Nischenliebhaber nimmt euch in den nächsten Monaten mit auf eine Zeitreise in die 2000er Jahre, als Nintendo das mobile Gaming einmal mehr revolutionierte.
Vorwort
Liebe Leser,
willkommen zum Start einer Serie, mit der ich schon seit einiger Zeit irgendwie gedanklich schwanger gehe. Ursprünglich wollte ich ein Ranking zur DS-Spielebibliothek erstellen, aber es war mir unmöglich, aus den über 3400 Spielen 50 Lieblingstitel auszuwählen. Es gibt einfach viel zu viele Spiele, die mir über die Jahrzehnte ans Herz gewachsen sind. Deshalb versuche ich hier bei DKSN einen anderen Ansatz: Ich werde in den nächsten Monaten einfach eine Serie über 20 Jahre Nintendo DS gestalten. In diesem ersten Teil stelle ich das Gerät selbst vor und versuche, die allgemeine Faszination dieser Zeit einzufangen. In den nächsten Teilen werde ich dann versuchen, auf die vielen, vielen Spiele einzugehen – von den First-Party-Klassikern bis zu den schrulligen Geheimtipps, von denen der DS jede Menge zu bieten hat!
Viel Spaß dabei wünscht,
euer Nischenliebhaber
Touchscreen und zwei Bildschirme – Kann das überhaupt funktionieren?

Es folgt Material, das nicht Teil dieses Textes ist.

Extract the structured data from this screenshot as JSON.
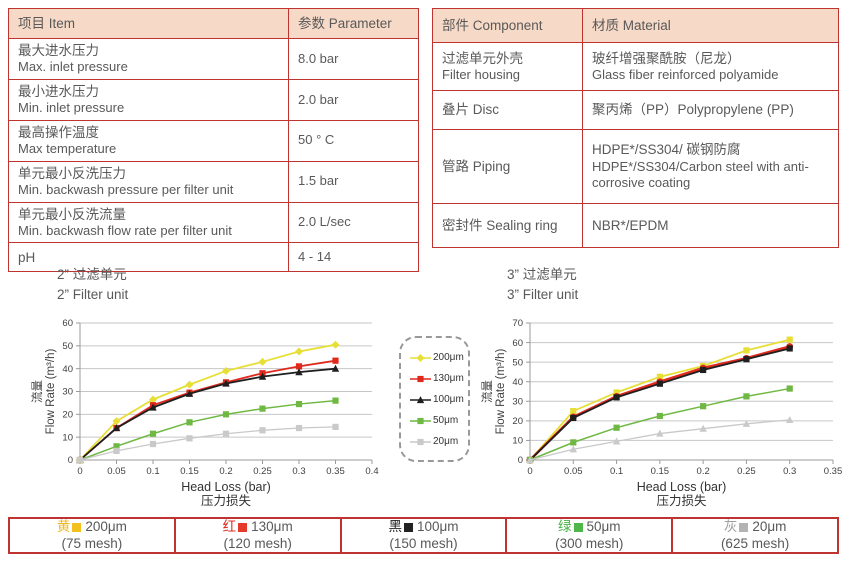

Es war im Mai 2004, die E3 fand wieder einmal statt. Damals noch eine reine Branchenveranstaltung und weit entfernt von den publikumswirksamen Präsentationen späterer Jahre. Auf dieser E3 war natürlich auch Nintendo vertreten und lud zur Präsentation ein. Der damalige CEO von Nintendo of America, Reggie Fils-Aimé, wählte, wie es seine Art war, markige Worte: “Der Nintendo DS wird die Industrie verändern!”
Aber warum die Eile? Schließlich war erst drei Jahre zuvor mit dem Game Boy Advance der äußerst erfolgreiche Nachfolger des steinzeitlichen Game Boy erschienen. Die Antwort lautete: Sony. Schon seit einiger Zeit arbeitete Sony an der Playstation Portable, die die Grafik der Playstation 2 auf einen Handheld transportieren sollte. Und so charmant die 16-Bit-Spiele auf dem GBA auch waren – im Vergleich zur PSP wäre das Gerät völlig veraltet gewesen.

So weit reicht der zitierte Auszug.